Now some other things, some other tangibles that can come into play. Certain workers may or may not be exposed to certain levels of hazard based on their job tasks. But the ones that are, have to be trained to identify when these risks rear their heads. You know, when they are in fact going to be exposed to what is deemed an unacceptable risk. In other words, we have to shut the power off, we have to make sure that is performed in what we they call an electrically safe work condition. That can't be something ambiguous, it has be laid out in the program as to whether or not people are, in fact, knowledgeable to make these determinations.

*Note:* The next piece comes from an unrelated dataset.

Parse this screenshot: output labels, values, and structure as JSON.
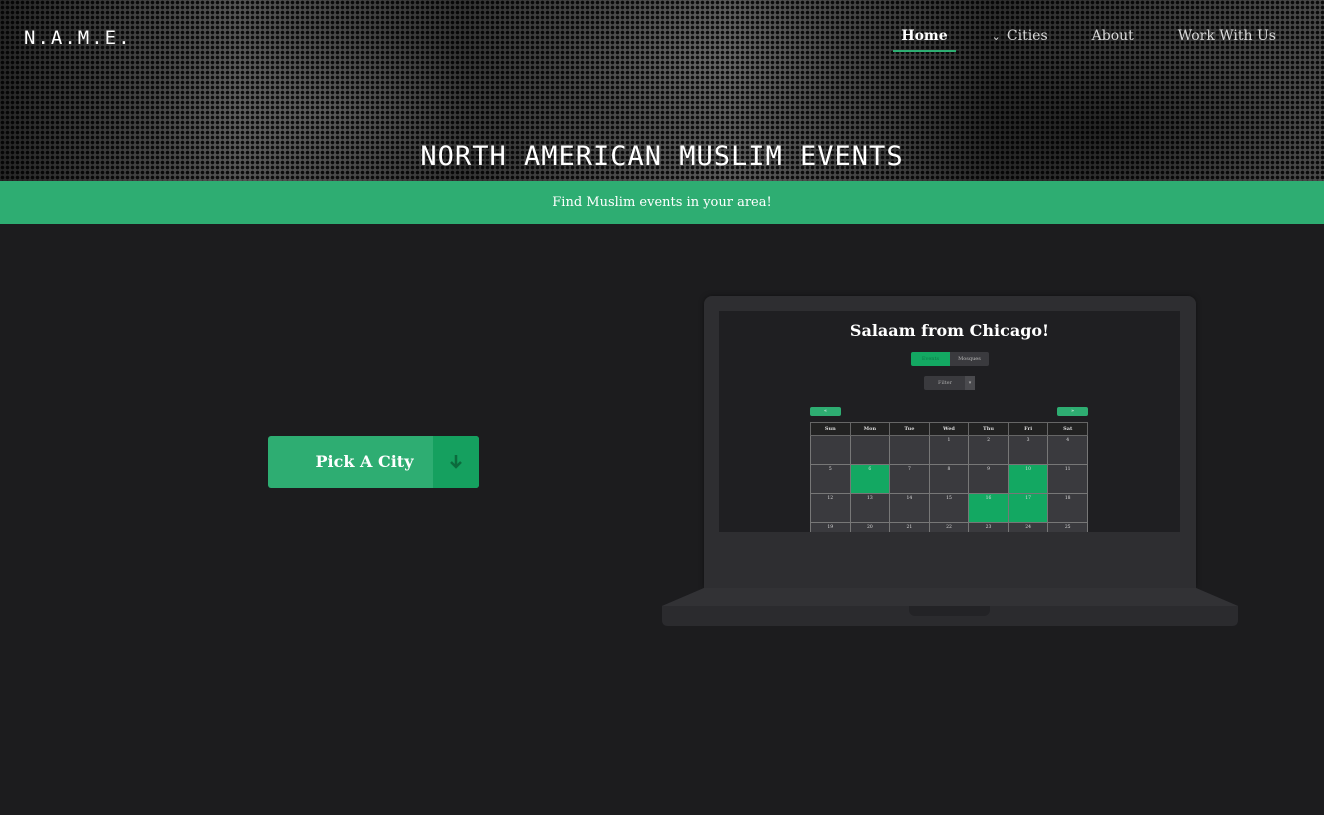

People need to be trained in the actual, as they say right here, or even potential hazards involved with a situation. You know, their knowledge base has to allow for them to recognize enough about what they're doing to be able to see when conditions have changed, you know, maybe when conditions have become significantly more dangerous and the untrained or the unqualified, to use their term, might not be expected to recognize the difference or that the conditions have evolved. The level of hazard, that's a given. You know, in many ways, people aren't fully aware of just how dangerous of a situation they're in when they're doing electrical work.

The connection, the relationship, if you will, between the degree or the level of hazard and the types of injuries that they could be exposed to. This one, I love seeing the reaction on people's faces when I show them the first...albeit, it's a mundane piece of equipment. There's nothing significantly, overtly powerful about it. It's a very typical industrial-rated disconnect switch. But I absolutely love seeing the reflection on their faces, especially from the ones that work around that exact same piece of equipment all the time. And they had no clue whatsoever that that piece of equipment could deliver such a significant fireball whenever it faulted out. There are a lot of people out there that are working under that false sense of security. They just absolutely have no idea how bad of a day they could have, working around these pieces of equipment that they work around every day.

Each and every employ exposed to the risks are required to be trained in the means of avoiding or mitigating the exposure to hazards. I mean, this could be a simple matter of the right way and the wrong way to lay down insulated blankets or establish contact barriers to where and inadvertent movement would prevent you from accidentally making contact or establishing some means of preventing the arc flash from developing. Once again, it's just a matter of, anyone who's exposed to the risks, whether or not they're electrical workers or not, have to be trained in how to mitigate these risks. And the level of their training, the level of their knowledge is mandated by the level and the depth of the work that they're going to be asked to perform. The training depends on a lot of factors.

Once again, what was the first thing that I said to be asked, you know, whenever everyone is questioning qualifications or training? What are they going to be doing? You know, it's a big industry. It's a very comprehensive, wide-ranging trade. To you have to be specific in your concerns so that you can be specific in your training requirements. Is the employee a manager, a supervisor or is it in fact one of the workers? Different job titles, different sets of responsibilities, whichever the case may be, are going to call upon different levels or are going to call for different levels of training. It's going to warrant different levels of training based on their job description and also the responsibilities that they carry.

A supervisor may or may not be required to possess the actual hands on skills, but they would most definitely be expected to know enough about the task to recognize whether or not the worker is, in fact, doing it properly, to recognize whether or not they're excising certain precautions or applying certain mitigating equipment in order to reduce the hazard. So, once again, you have to look at what are the expectations? What is the end goals for the training, to look at, you know, how in-depth and how detailed the training should be. If they're an unqualified person, you have a certain responsibility to them, in the fact that they're simply present in the facility. They are working around electrical equipment.

One of my favorite questions is, you know, to my workers, is, you're doing energized work, you're out in the middle of a plant, you have your barrier set up, you have your warning tape around your work area, you've established your arch flash boundary, you know full well not to get inside that boundary because when you do you are, in fact, being exposed an arc flash hazard, if the arc actually takes place. Could you honestly say that everyone in the plant who's an unqualified person, who isn't electrical worker, would know not to do that, know not to go through that ribbon? I've watched already look around...they'll look at the area, there's nobody there but yet it's taped off, and if there's no one around to stop them, they'll duck under and keep right on going, and have no idea whatsoever that they just walked into what could be a quite dangerous, if not deadly, environment.

So you have to ask these questions about the unqualified as well. It's not that we're going to ask them to do electrical work, but they're going to be around while it's taking place. Are they aware of the risks, the hazards of simply being in a certain proximity to where this work is taking place? Do said employees need to be a qualified person, or do they just need to be qualified for a specific task? There's a difference. You can teach and enlighten someone about the risks associated with, say, turning on a disconnector. But it's an altogether different task to try to qualify that person for actually working in a disconnector. So it calls for you to look at what level of knowledge does this person actually need for the task at hand, or is it just they need to be made aware of certain hazards that they're going to be exposed to.